In order:

为了：

• Yes. GCC will assume that the pointers cannot alias. For instance, if you assign through one then read from the other, GCC may, as an optimisation, reorder the read and write - I have seen this happen in production code, and it is not pleasant to debug.

• Several. You could use a union to represent the memory you need to reinterpret. You could use a reinterpret_cast. You could cast via char *at the point where you reinterpret the memory - char *are defined as being able to alias anything. You could use a type which has __attribute__((__may_alias__)). You could turn off the aliasing assumptions globally using -fno-strict-aliasing.

• __attribute__((__may_alias__))on the types used is probably the closest you can get to disabling the assumption for a particular section of code.

• 是的。GCC 将假定指针不能别名。例如，如果您通过一个分配然后从另一个读取，作为优化，GCC 可能会重新排序读取和写入 - 我已经在生产代码中看到这种情况，并且调试起来并不愉快。
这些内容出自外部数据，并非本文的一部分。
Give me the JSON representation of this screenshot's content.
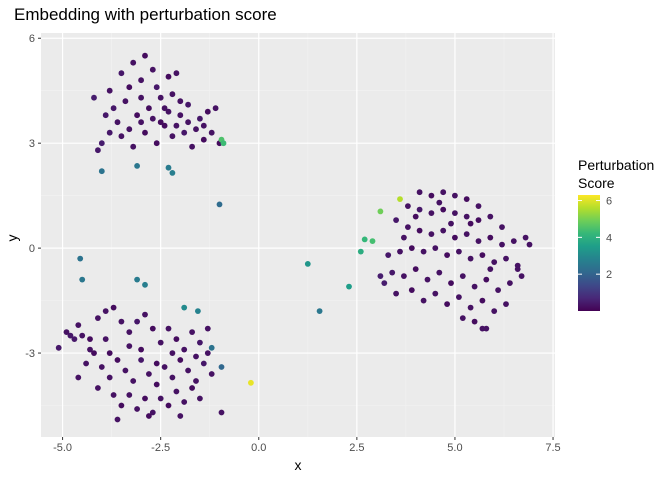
{
  "chart_data": {
    "type": "scatter",
    "title": "Embedding with perturbation score",
    "xlabel": "x",
    "ylabel": "y",
    "xlim": [
      -5.55,
      7.55
    ],
    "ylim": [
      -5.4,
      6.15
    ],
    "x_ticks": [
      -5.0,
      -2.5,
      0.0,
      2.5,
      5.0,
      7.5
    ],
    "x_tick_labels": [
      "-5.0",
      "-2.5",
      "0.0",
      "2.5",
      "5.0",
      "7.5"
    ],
    "y_ticks": [
      -3,
      0,
      3,
      6
    ],
    "y_tick_labels": [
      "-3",
      "0",
      "3",
      "6"
    ],
    "grid": true,
    "background": "#e5e5e5",
    "color_scale": "viridis",
    "legend": {
      "title_line1": "Perturbation",
      "title_line2": "Score",
      "range": [
        0,
        6.3
      ],
      "ticks": [
        2,
        4,
        6
      ],
      "tick_labels": [
        "2",
        "4",
        "6"
      ],
      "placement": "right"
    },
    "points": [
      [
        -3.2,
        5.3,
        0.3
      ],
      [
        -3.5,
        5.0,
        0.4
      ],
      [
        -2.9,
        5.5,
        0.2
      ],
      [
        -3.8,
        4.5,
        0.3
      ],
      [
        -4.2,
        4.3,
        0.5
      ],
      [
        -3.0,
        4.8,
        0.3
      ],
      [
        -2.6,
        4.6,
        0.4
      ],
      [
        -2.3,
        4.9,
        0.2
      ],
      [
        -2.1,
        5.0,
        0.3
      ],
      [
        -3.4,
        4.2,
        0.3
      ],
      [
        -3.7,
        4.0,
        0.4
      ],
      [
        -2.8,
        4.0,
        0.2
      ],
      [
        -2.5,
        4.3,
        0.3
      ],
      [
        -2.2,
        4.4,
        0.3
      ],
      [
        -3.1,
        3.8,
        0.2
      ],
      [
        -3.6,
        3.6,
        0.3
      ],
      [
        -3.9,
        3.8,
        0.4
      ],
      [
        -2.7,
        3.7,
        0.3
      ],
      [
        -2.4,
        3.5,
        0.2
      ],
      [
        -2.0,
        3.8,
        0.3
      ],
      [
        -1.8,
        3.6,
        0.3
      ],
      [
        -1.5,
        3.7,
        0.4
      ],
      [
        -1.3,
        3.9,
        0.2
      ],
      [
        -1.1,
        4.0,
        0.3
      ],
      [
        -3.3,
        3.4,
        0.3
      ],
      [
        -2.9,
        3.3,
        0.2
      ],
      [
        -2.2,
        3.2,
        0.3
      ],
      [
        -1.9,
        3.3,
        0.4
      ],
      [
        -1.6,
        3.4,
        0.3
      ],
      [
        -1.4,
        3.1,
        0.2
      ],
      [
        -1.2,
        3.3,
        0.3
      ],
      [
        -3.5,
        3.2,
        0.3
      ],
      [
        -4.0,
        3.0,
        0.5
      ],
      [
        -4.1,
        2.8,
        0.4
      ],
      [
        -3.2,
        2.9,
        0.3
      ],
      [
        -2.6,
        3.0,
        0.2
      ],
      [
        -1.7,
        2.9,
        0.3
      ],
      [
        -1.0,
        3.0,
        0.2
      ],
      [
        -2.0,
        4.2,
        0.3
      ],
      [
        -2.7,
        5.1,
        0.3
      ],
      [
        -3.3,
        4.6,
        0.2
      ],
      [
        -2.4,
        4.0,
        0.3
      ],
      [
        -1.8,
        4.1,
        0.4
      ],
      [
        -3.0,
        4.3,
        0.3
      ],
      [
        -2.1,
        3.5,
        0.3
      ],
      [
        -3.8,
        3.3,
        0.4
      ],
      [
        -2.5,
        3.6,
        0.2
      ],
      [
        -1.4,
        3.5,
        0.3
      ],
      [
        -3.0,
        3.6,
        0.3
      ],
      [
        -2.3,
        3.9,
        0.3
      ],
      [
        -0.95,
        3.1,
        4.5
      ],
      [
        -0.9,
        3.0,
        4.3
      ],
      [
        -3.1,
        2.35,
        2.5
      ],
      [
        -4.0,
        2.2,
        2.4
      ],
      [
        -2.3,
        2.3,
        2.6
      ],
      [
        -2.2,
        2.15,
        2.7
      ],
      [
        -1.0,
        1.25,
        2.2
      ],
      [
        -4.55,
        -0.3,
        2.4
      ],
      [
        -4.5,
        -0.9,
        2.5
      ],
      [
        -3.1,
        -0.9,
        2.6
      ],
      [
        -2.9,
        -1.05,
        2.7
      ],
      [
        -1.9,
        -1.7,
        3.0
      ],
      [
        -1.55,
        -1.8,
        2.8
      ],
      [
        -1.2,
        -2.85,
        2.4
      ],
      [
        -0.95,
        -3.4,
        2.1
      ],
      [
        -0.2,
        -3.85,
        6.1
      ],
      [
        1.25,
        -0.45,
        3.3
      ],
      [
        1.55,
        -1.8,
        2.5
      ],
      [
        2.3,
        -1.1,
        3.5
      ],
      [
        2.6,
        -0.1,
        3.9
      ],
      [
        2.7,
        0.25,
        4.2
      ],
      [
        2.9,
        0.2,
        4.4
      ],
      [
        3.1,
        1.05,
        4.9
      ],
      [
        3.6,
        1.4,
        5.6
      ],
      [
        -5.1,
        -2.85,
        0.4
      ],
      [
        -4.8,
        -2.5,
        0.4
      ],
      [
        -4.6,
        -2.2,
        0.3
      ],
      [
        -4.5,
        -2.5,
        0.3
      ],
      [
        -4.3,
        -2.6,
        0.2
      ],
      [
        -4.1,
        -2.0,
        0.3
      ],
      [
        -3.9,
        -1.8,
        0.3
      ],
      [
        -3.7,
        -1.7,
        0.2
      ],
      [
        -3.5,
        -2.1,
        0.3
      ],
      [
        -3.3,
        -2.4,
        0.3
      ],
      [
        -3.1,
        -2.1,
        0.4
      ],
      [
        -2.9,
        -1.9,
        0.3
      ],
      [
        -2.7,
        -2.3,
        0.2
      ],
      [
        -2.5,
        -2.7,
        0.3
      ],
      [
        -2.3,
        -2.3,
        0.3
      ],
      [
        -2.1,
        -2.6,
        0.2
      ],
      [
        -1.9,
        -2.9,
        0.3
      ],
      [
        -1.7,
        -2.4,
        0.3
      ],
      [
        -1.5,
        -2.7,
        0.4
      ],
      [
        -1.3,
        -3.0,
        0.3
      ],
      [
        -4.6,
        -3.7,
        0.3
      ],
      [
        -4.4,
        -3.3,
        0.3
      ],
      [
        -4.2,
        -3.0,
        0.2
      ],
      [
        -4.0,
        -3.4,
        0.3
      ],
      [
        -3.8,
        -3.7,
        0.3
      ],
      [
        -3.6,
        -3.2,
        0.2
      ],
      [
        -3.4,
        -3.5,
        0.3
      ],
      [
        -3.2,
        -3.8,
        0.3
      ],
      [
        -3.0,
        -3.2,
        0.4
      ],
      [
        -2.8,
        -3.6,
        0.3
      ],
      [
        -2.6,
        -3.9,
        0.2
      ],
      [
        -2.4,
        -3.4,
        0.3
      ],
      [
        -2.2,
        -3.7,
        0.3
      ],
      [
        -2.0,
        -3.2,
        0.2
      ],
      [
        -1.8,
        -3.5,
        0.3
      ],
      [
        -1.6,
        -3.8,
        0.3
      ],
      [
        -1.4,
        -3.3,
        0.4
      ],
      [
        -1.2,
        -3.6,
        0.3
      ],
      [
        -3.7,
        -4.2,
        0.3
      ],
      [
        -3.5,
        -4.5,
        0.2
      ],
      [
        -3.3,
        -4.2,
        0.3
      ],
      [
        -3.1,
        -4.6,
        0.3
      ],
      [
        -2.9,
        -4.3,
        0.2
      ],
      [
        -2.7,
        -4.7,
        0.3
      ],
      [
        -2.5,
        -4.3,
        0.3
      ],
      [
        -2.3,
        -4.5,
        0.2
      ],
      [
        -2.1,
        -4.1,
        0.3
      ],
      [
        -1.9,
        -4.4,
        0.3
      ],
      [
        -1.7,
        -4.0,
        0.2
      ],
      [
        -1.5,
        -4.3,
        0.3
      ],
      [
        -3.6,
        -4.9,
        0.3
      ],
      [
        -2.8,
        -4.8,
        0.2
      ],
      [
        -0.95,
        -4.7,
        0.3
      ],
      [
        -4.3,
        -2.9,
        0.3
      ],
      [
        -3.9,
        -2.6,
        0.3
      ],
      [
        -3.0,
        -2.9,
        0.2
      ],
      [
        -2.2,
        -3.0,
        0.3
      ],
      [
        -1.6,
        -3.1,
        0.3
      ],
      [
        -4.1,
        -4.0,
        0.3
      ],
      [
        -2.6,
        -3.3,
        0.2
      ],
      [
        -3.3,
        -2.8,
        0.3
      ],
      [
        -4.7,
        -2.6,
        0.4
      ],
      [
        -4.9,
        -2.4,
        0.3
      ],
      [
        -2.0,
        -4.8,
        0.3
      ],
      [
        -1.3,
        -2.3,
        0.3
      ],
      [
        -3.8,
        -3.0,
        0.2
      ],
      [
        4.1,
        1.6,
        0.3
      ],
      [
        4.4,
        1.5,
        0.2
      ],
      [
        4.7,
        1.6,
        0.3
      ],
      [
        5.0,
        1.5,
        0.3
      ],
      [
        5.3,
        1.4,
        0.2
      ],
      [
        5.6,
        1.2,
        0.3
      ],
      [
        3.8,
        1.2,
        0.3
      ],
      [
        4.1,
        1.1,
        0.4
      ],
      [
        4.4,
        1.0,
        0.3
      ],
      [
        4.7,
        1.1,
        0.2
      ],
      [
        5.0,
        1.0,
        0.3
      ],
      [
        5.3,
        0.9,
        0.3
      ],
      [
        5.6,
        0.8,
        0.2
      ],
      [
        5.9,
        0.9,
        0.3
      ],
      [
        6.2,
        0.6,
        0.3
      ],
      [
        3.5,
        0.8,
        0.4
      ],
      [
        3.8,
        0.6,
        0.3
      ],
      [
        4.1,
        0.5,
        0.2
      ],
      [
        4.4,
        0.4,
        0.3
      ],
      [
        4.7,
        0.5,
        0.3
      ],
      [
        5.0,
        0.3,
        0.2
      ],
      [
        5.3,
        0.4,
        0.3
      ],
      [
        5.6,
        0.2,
        0.3
      ],
      [
        5.9,
        0.3,
        0.2
      ],
      [
        6.2,
        0.1,
        0.3
      ],
      [
        6.5,
        0.2,
        0.3
      ],
      [
        6.9,
        0.1,
        0.3
      ],
      [
        3.3,
        -0.2,
        0.4
      ],
      [
        3.6,
        -0.1,
        0.3
      ],
      [
        3.9,
        0.0,
        0.2
      ],
      [
        4.2,
        -0.1,
        0.3
      ],
      [
        4.5,
        0.0,
        0.3
      ],
      [
        4.8,
        -0.2,
        0.2
      ],
      [
        5.1,
        -0.1,
        0.3
      ],
      [
        5.4,
        -0.3,
        0.3
      ],
      [
        5.7,
        -0.2,
        0.2
      ],
      [
        6.0,
        -0.4,
        0.3
      ],
      [
        6.3,
        -0.3,
        0.3
      ],
      [
        6.6,
        -0.5,
        0.3
      ],
      [
        3.4,
        -0.7,
        0.4
      ],
      [
        3.7,
        -0.8,
        0.3
      ],
      [
        4.0,
        -0.6,
        0.2
      ],
      [
        4.3,
        -0.9,
        0.3
      ],
      [
        4.6,
        -0.7,
        0.3
      ],
      [
        4.9,
        -1.0,
        0.2
      ],
      [
        5.2,
        -0.8,
        0.3
      ],
      [
        5.5,
        -1.1,
        0.3
      ],
      [
        5.8,
        -0.9,
        0.2
      ],
      [
        6.1,
        -1.2,
        0.3
      ],
      [
        6.4,
        -1.0,
        0.3
      ],
      [
        3.2,
        -1.0,
        0.5
      ],
      [
        3.5,
        -1.3,
        0.3
      ],
      [
        3.9,
        -1.2,
        0.2
      ],
      [
        4.2,
        -1.5,
        0.3
      ],
      [
        4.5,
        -1.3,
        0.3
      ],
      [
        4.8,
        -1.6,
        0.2
      ],
      [
        5.1,
        -1.4,
        0.3
      ],
      [
        5.4,
        -1.7,
        0.3
      ],
      [
        5.7,
        -1.5,
        0.2
      ],
      [
        6.0,
        -1.8,
        0.3
      ],
      [
        6.3,
        -1.6,
        0.3
      ],
      [
        5.2,
        -2.0,
        0.3
      ],
      [
        5.5,
        -2.1,
        0.2
      ],
      [
        5.8,
        -2.3,
        0.3
      ],
      [
        5.7,
        -2.3,
        0.3
      ],
      [
        6.6,
        -0.6,
        0.3
      ],
      [
        4.0,
        0.9,
        0.2
      ],
      [
        4.6,
        1.3,
        0.3
      ],
      [
        5.4,
        0.7,
        0.2
      ],
      [
        3.7,
        0.3,
        0.3
      ],
      [
        4.9,
        0.7,
        0.3
      ],
      [
        6.7,
        -0.8,
        0.3
      ],
      [
        3.1,
        -0.8,
        0.5
      ],
      [
        6.8,
        0.3,
        0.3
      ],
      [
        5.9,
        -0.6,
        0.3
      ]
    ]
  },
  "colors": {
    "panel_background": "#ebebeb",
    "grid_major": "#ffffff",
    "viridis": [
      "#440154",
      "#482878",
      "#3e4989",
      "#31688e",
      "#26828e",
      "#1f9e89",
      "#35b779",
      "#6ece58",
      "#b5de2b",
      "#fde725"
    ]
  }
}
• 一些。您可以使用联合来表示您需要重新解释的记忆。你可以使用一个reinterpret_cast. 您可以char *在重新解释内存的位置进行转换 -char *被定义为能够为任何东西设置别名。您可以使用具有__attribute__((__may_alias__)). 您可以使用 -fno-strict-aliasing 全局关闭别名假设。

• __attribute__((__may_alias__))使用的类型可能是最接近禁用特定代码部分假设的方法。

For your particular example, note that the size of an enum is ill defined; GCC generally uses the smallest integer size that can be used to represent it, so reinterpreting a pointer to an enum as an integer could leave you with uninitialised data bytes in the resulting integer. Don't do that. Why not just cast to a suitably large integer type?

对于您的特定示例，请注意枚举的大小定义不明确；GCC 通常使用可用于表示它的最小整数大小，因此将指向枚举的指针重新解释为整数可能会在结果整数中留下未初始化的数据字节。不要那样做。为什么不直接转换为合适的大整数类型？

But why are you doing this? It will break if sizeof(foo) != sizeof(int). Just because an enum is like an integer does not mean it is stored as one.

但你为什么要这样做？如果 sizeof(foo) != sizeof(int) 它将中断。仅仅因为枚举就像一个整数并不意味着它被存储为一个。

So yes, it could generate "potentially" wrong code.

所以是的，它可能会生成“潜在”错误的代码。

You could use the following code to cast your data:

您可以使用以下代码来投射数据：

template<typename T, typename F>
struct alias_cast_t
{
    union
    {
        F raw;
        T data;
    };
};

template<typename T, typename F>
T alias_cast(F raw_data)
{
    alias_cast_t<T, F> ac;
    ac.raw = raw_data;
    return ac.data;
}

Example usage:

用法示例：

unsigned int data = alias_cast<unsigned int>(raw_ptr);

Have you looked into this answer?

你有没有研究过这个答案？

The strict aliasing rule makes this setup illegal, two unrelated types can't point to the same memory. Only char* has this privilege. Unfortunately you can still code this way, maybe get some warnings, but have it compile fine.

严格的别名规则使这种设置非法，两个不相关的类型不能指向同一个内存。只有 char* 有这个特权。不幸的是，您仍然可以通过这种方式进行编码，也许会收到一些警告，但可以正常编译。

Strict aliasing is a compiler option, so you need to turn it off from the makefile.

严格别名是一个编译器选项，因此您需要从 makefile 中将其关闭。

And yes, it can generate incorrect code. The compiler will effectively assume that foobarand piaren't bound together, and will assume that *piwon't change if foobarchanged.

是的，它可以生成不正确的代码。编译器将有效地假设foobar和pi不绑定在一起，并且假设*pi如果foobar更改不会更改。

As already mentioned, use static_castinstead (and no pointers).

如前所述，请static_cast改用（并且没有指针）。